Гоголь - страница 79
— Предприятие Чичикова, — стали кричать все, — есть уже уголовное преступление! — „Да, впрочем, и автор не оправдывает его“, — заметил мой цензор. „Да, не оправдывает, а вот он выставляет его теперь, и пойдут другие брать пример и покупать мертвые души“. — Вот какие толки! Это толки цензоров-азиатцев, то есть людей старых, выслужившихся и сидящих дома. Теперь следуют толки цензоров-европейцев, возвратившихся из-за границы, людей молодых. „Что вы ни говорите, а цена, которую дает Чичиков (сказал один из таких цензоров, именно Крылов), цена два с полтиною, которою он дает за душу, возмущает душу. Человеческое чувство вопиет против этого; хотя, конечно, эта цена дается только за одно имя, написанное на бумаге, но все же это имя душа, душа человеческая; она жила, существовала. Этого ни во Франции, ни в Англии и нигде нельзя позволить. Да после этого ни один иностранец к нам не приедет…“»
«Я не рассказываю вам о других мелких замечаниях, как-то, в одном месте сказано, что один помещик разорился, убирая себе дом в Москве в модном вкусе… „Да, ведь и государь строит в Москве дворец!“ — сказал цензор Каченовский…
Вот вам вся история. Она почти невероятна, а для меня вдобавку подозрительна. Подобной глупости нельзя предположить в человеке… У меня, вы сами знаете, все мои средства и все мое существование заключены в моей поэме.
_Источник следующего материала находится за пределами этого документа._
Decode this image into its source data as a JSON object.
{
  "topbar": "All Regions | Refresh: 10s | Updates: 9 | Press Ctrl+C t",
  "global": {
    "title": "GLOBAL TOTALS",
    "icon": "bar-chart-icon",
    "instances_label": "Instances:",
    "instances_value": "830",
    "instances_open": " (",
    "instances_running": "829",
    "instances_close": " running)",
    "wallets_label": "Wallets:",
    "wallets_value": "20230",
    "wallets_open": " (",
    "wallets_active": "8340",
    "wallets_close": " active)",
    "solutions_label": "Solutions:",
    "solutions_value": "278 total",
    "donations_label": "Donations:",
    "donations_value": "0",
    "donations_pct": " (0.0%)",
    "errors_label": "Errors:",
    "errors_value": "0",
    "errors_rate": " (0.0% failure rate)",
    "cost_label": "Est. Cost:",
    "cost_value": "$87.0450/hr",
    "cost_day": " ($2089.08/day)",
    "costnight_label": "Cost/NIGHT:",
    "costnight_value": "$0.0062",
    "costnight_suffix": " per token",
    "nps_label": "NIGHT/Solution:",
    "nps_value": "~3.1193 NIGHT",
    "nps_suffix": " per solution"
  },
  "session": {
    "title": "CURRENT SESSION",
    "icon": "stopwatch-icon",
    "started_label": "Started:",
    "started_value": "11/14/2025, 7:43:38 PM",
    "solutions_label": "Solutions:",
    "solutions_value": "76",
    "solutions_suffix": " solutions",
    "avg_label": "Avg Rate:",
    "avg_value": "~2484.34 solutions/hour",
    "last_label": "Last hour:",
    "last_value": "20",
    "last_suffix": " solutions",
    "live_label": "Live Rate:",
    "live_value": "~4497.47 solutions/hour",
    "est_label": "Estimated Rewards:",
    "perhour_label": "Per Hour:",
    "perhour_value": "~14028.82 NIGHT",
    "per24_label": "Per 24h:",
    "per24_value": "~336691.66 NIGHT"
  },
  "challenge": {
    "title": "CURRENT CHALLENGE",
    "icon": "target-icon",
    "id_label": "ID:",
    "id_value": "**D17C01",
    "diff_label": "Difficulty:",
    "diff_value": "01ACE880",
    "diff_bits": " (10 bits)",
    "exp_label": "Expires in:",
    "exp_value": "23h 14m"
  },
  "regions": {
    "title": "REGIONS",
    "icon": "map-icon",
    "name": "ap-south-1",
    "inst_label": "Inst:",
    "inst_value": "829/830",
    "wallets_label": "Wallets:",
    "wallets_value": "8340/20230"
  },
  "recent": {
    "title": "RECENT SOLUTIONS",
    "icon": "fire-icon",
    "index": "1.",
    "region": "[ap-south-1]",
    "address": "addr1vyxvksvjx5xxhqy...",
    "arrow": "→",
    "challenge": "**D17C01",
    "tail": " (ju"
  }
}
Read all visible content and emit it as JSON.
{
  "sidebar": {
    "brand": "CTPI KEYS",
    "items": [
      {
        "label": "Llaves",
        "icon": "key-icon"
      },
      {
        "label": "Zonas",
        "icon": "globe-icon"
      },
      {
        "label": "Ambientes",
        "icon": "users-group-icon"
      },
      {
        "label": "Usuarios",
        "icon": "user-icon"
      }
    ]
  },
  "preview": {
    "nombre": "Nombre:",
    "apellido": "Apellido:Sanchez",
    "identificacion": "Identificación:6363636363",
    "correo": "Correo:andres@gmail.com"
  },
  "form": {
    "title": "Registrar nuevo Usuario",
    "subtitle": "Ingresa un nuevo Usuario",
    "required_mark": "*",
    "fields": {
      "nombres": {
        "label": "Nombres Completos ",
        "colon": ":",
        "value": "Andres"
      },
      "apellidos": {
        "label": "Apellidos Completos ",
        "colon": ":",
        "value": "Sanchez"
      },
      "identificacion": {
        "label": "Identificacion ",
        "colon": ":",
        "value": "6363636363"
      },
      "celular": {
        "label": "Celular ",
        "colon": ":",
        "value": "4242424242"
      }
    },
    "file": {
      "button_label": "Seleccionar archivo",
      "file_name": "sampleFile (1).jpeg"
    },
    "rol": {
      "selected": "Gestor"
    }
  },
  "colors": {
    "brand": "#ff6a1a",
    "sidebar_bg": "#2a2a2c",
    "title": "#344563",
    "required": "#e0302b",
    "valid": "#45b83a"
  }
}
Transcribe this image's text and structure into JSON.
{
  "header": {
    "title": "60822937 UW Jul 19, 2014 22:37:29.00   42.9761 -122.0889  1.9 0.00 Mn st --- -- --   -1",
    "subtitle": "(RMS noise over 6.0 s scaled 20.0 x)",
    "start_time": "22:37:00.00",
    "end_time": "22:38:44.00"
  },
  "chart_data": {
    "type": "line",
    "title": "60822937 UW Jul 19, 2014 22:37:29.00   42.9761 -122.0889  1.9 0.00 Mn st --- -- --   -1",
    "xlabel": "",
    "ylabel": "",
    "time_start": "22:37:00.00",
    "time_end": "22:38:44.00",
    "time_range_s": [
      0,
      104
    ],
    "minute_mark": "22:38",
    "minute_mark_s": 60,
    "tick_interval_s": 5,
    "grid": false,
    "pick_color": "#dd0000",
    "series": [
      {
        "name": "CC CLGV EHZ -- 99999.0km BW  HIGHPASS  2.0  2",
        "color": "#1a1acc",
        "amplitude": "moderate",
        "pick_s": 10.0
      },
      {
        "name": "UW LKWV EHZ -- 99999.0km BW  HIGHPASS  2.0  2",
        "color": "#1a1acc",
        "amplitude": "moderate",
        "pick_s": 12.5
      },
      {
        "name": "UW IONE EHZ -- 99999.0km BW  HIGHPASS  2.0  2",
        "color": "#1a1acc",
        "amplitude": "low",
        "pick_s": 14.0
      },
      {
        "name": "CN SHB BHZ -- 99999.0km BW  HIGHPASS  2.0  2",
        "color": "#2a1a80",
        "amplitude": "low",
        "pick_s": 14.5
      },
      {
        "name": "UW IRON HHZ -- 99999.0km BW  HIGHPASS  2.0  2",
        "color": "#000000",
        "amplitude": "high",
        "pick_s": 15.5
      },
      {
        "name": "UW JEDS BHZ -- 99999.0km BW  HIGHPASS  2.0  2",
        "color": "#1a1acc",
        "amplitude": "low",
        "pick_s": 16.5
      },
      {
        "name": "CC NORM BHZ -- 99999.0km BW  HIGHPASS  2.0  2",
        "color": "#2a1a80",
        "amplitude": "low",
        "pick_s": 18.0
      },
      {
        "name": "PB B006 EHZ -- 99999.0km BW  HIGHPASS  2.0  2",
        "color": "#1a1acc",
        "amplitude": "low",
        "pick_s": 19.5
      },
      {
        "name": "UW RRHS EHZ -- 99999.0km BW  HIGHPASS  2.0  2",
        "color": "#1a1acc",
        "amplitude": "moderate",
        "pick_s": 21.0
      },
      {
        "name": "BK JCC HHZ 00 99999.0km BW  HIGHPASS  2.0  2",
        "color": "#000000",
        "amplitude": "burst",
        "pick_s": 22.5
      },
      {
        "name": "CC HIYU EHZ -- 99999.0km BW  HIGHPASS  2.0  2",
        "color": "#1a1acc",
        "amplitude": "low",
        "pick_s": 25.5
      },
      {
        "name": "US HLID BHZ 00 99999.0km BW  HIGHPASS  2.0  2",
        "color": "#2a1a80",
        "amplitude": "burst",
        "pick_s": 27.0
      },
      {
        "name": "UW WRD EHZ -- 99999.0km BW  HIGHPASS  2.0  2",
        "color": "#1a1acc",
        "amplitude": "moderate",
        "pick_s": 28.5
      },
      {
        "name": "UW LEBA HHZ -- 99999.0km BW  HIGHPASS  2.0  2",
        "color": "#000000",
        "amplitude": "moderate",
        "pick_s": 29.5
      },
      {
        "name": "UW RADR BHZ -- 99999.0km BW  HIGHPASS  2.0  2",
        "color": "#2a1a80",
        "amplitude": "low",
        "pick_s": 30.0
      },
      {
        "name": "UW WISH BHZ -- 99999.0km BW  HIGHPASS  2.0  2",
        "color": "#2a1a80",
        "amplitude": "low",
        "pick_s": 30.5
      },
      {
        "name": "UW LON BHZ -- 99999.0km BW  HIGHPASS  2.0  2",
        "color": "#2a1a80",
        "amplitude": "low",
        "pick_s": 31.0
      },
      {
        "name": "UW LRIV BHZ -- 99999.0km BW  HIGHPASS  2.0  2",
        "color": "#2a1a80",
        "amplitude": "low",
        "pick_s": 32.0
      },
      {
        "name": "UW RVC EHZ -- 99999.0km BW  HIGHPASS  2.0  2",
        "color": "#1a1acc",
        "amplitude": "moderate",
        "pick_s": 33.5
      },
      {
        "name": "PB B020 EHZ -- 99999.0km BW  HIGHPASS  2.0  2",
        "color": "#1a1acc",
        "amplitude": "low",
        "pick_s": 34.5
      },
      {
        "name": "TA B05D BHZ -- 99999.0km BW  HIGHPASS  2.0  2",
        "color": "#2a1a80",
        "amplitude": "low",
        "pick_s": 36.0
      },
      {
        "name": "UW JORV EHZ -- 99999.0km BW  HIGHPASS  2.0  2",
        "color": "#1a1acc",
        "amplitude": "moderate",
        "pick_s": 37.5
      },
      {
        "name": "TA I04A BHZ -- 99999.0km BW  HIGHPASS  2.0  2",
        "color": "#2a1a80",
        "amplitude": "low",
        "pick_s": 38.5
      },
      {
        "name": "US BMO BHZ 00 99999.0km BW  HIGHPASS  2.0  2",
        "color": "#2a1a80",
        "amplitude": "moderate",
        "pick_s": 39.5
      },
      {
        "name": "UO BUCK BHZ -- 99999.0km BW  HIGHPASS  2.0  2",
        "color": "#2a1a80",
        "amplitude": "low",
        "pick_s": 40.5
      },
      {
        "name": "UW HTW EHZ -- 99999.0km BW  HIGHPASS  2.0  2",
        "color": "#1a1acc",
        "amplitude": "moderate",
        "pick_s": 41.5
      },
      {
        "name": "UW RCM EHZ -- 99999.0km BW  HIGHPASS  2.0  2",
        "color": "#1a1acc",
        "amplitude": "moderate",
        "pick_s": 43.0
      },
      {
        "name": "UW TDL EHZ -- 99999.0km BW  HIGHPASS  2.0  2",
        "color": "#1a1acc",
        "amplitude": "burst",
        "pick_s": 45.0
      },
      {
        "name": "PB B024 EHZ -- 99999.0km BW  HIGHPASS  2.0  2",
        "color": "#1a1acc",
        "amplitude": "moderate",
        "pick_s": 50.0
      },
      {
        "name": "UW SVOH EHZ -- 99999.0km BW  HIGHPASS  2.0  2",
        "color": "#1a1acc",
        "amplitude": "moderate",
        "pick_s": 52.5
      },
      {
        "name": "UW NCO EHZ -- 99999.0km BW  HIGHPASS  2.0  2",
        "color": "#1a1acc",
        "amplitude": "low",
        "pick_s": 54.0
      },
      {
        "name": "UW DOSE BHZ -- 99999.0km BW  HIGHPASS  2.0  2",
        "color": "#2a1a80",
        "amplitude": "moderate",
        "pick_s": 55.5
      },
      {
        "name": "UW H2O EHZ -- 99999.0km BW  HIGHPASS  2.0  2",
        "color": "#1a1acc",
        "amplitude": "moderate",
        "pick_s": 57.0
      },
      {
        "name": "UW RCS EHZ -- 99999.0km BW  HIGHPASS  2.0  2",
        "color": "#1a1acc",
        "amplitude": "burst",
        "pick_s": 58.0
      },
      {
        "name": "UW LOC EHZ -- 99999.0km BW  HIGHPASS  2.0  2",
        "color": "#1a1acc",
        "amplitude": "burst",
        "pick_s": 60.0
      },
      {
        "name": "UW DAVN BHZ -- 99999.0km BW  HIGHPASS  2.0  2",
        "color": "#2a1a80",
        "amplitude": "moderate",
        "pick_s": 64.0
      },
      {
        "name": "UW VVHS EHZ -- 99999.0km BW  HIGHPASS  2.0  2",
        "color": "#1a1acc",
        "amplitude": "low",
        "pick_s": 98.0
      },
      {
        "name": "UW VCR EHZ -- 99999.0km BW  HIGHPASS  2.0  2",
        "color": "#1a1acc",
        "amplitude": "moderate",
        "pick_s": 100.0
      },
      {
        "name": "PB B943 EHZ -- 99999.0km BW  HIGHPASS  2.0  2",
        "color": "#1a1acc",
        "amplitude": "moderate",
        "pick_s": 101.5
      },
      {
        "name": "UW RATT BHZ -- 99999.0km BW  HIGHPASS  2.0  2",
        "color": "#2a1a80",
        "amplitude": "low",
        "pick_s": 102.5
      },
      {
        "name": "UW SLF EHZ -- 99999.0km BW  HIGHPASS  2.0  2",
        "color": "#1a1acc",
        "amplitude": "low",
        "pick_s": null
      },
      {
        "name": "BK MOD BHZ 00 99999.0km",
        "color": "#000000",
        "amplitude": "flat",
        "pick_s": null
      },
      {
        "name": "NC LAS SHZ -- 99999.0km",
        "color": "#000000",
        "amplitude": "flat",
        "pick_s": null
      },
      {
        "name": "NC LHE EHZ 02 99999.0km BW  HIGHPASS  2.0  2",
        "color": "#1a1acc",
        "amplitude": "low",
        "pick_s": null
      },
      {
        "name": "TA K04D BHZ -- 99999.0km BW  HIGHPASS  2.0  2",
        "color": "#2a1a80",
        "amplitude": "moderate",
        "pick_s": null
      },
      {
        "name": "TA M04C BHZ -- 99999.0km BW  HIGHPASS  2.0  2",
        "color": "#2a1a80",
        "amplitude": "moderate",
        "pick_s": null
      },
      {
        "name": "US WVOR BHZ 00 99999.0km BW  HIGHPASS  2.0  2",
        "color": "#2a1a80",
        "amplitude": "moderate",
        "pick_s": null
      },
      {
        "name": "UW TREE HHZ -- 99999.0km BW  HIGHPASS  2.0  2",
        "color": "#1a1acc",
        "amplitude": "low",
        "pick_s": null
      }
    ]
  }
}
Дело клонится к тому, чтобы вырвать у меня последний кусок хлеба, выработанный семью годами самоотвержения, отчуждения от мира и всех его выгод». (П. А. Плетневу, 1842 год, 7 января, Москва).
Чувствуется прежний Гоголь с его злыми и колючими нападками на «наше аристократство», на глупых цензоров, на петербургских свиней и шпионов, Гоголь, который в письме Погодину утверждал: «Чем знатнее, чем выше класс, тем он г..ее. А, доказательство — наше время». Нет ханжества, елейности, нудных и высокопарных поучений; забыты и «сильные чувства России», и проповеди об особом, высоком, водительском ее назначении. Гоголь возвращен к действительности. Надо признать также: «их превосходительства», хлыщи, щелкоперы, маменькины и папенькины сынки, искатели смачных мест, ожиревшие и обрюзгшие владельцы поместий нашли самое уязвимое место, куда надо было поразить писателя: пусть не высмеивает «столпов» и хранителей устоев.
Началась борьба Гоголя с цензурой за кровное детище, за дело всей жизни. Самочувствие Гоголя резко ухудшается; он одеревенел, ошеломлен, он ждет не дождется весны, когда можно будет уехать опять в Рим и там помереть. Балабиной он пишет:
«Вы уже знаете, какую глупую роль играет моя странная фигура в нашем родном омуте, куда не знаю, за что попал. С того времени, как только ступила моя нога на родную землю, мне кажется, как будто я очутился на чужбине. Вижу знакомые родные лица, но они, мне кажется, не здесь родились, а где-то их в другом месте, кажется, видел; и много глупостей, непонятных мне самому, чудится в моей ошеломленной голове. Но что ужасно — что в этой голове нет ни одной мысли, и если вам нужен теперь болван для того, чтобы надевать на него вашу шляпку, или чепчик, то я весь к вашим услугам» (1842 год).
Николай Васильевич жалуется на припадки, напоминающие ему худшие времена. И все же он ведет себя необыкновенно искусно и практично. Рукопись он пересылает с Белинским в Петербург; Одоевского просит употребить все усилия, чтобы она попала в руки Николая I: он надеется на «монаршую милость». Мобилизует друзей, дает им советы, указания; Плетнева уговаривает направить рукопись для подписания Очкину, Прокоповичу поручает «наведываться»; добивается, что попечитель Московского учебного округа Строганов в Москве принимает его сторону. Министру просвещения С. С. Уварову и кн. Дондукову-Корсакову посылаются красноречивые прошения.
Превосходно зная чиновную бюрократию, Гоголь в своих письмах и ходатайствах ничего не говорит о своем мастерстве, о художественных достоинствах произведения: начальство этим не тронешь; он указывает, он обращает внимание на то, что у него отнимается последний кусок хлеба; без средств существования, больной, он иногда лежит по две, по три недели неподвижно в своей комнате — так уверяет он сиятельных и превосходительных особ. «Я знаю, — пишет он Дондукову-Корсакову, — душа у вас благородная… дело мое право, и вы никогда не захотите обидеть человека, который в чистом порыве души сидел несколько лет за своим трудом, для него пожертвовал всем, терпел и перенес много нужды и горя и который ни в коем случае не позволил бы себе написать ничего противного правительству, уже и так меня глубоко облагодетельствовавшему».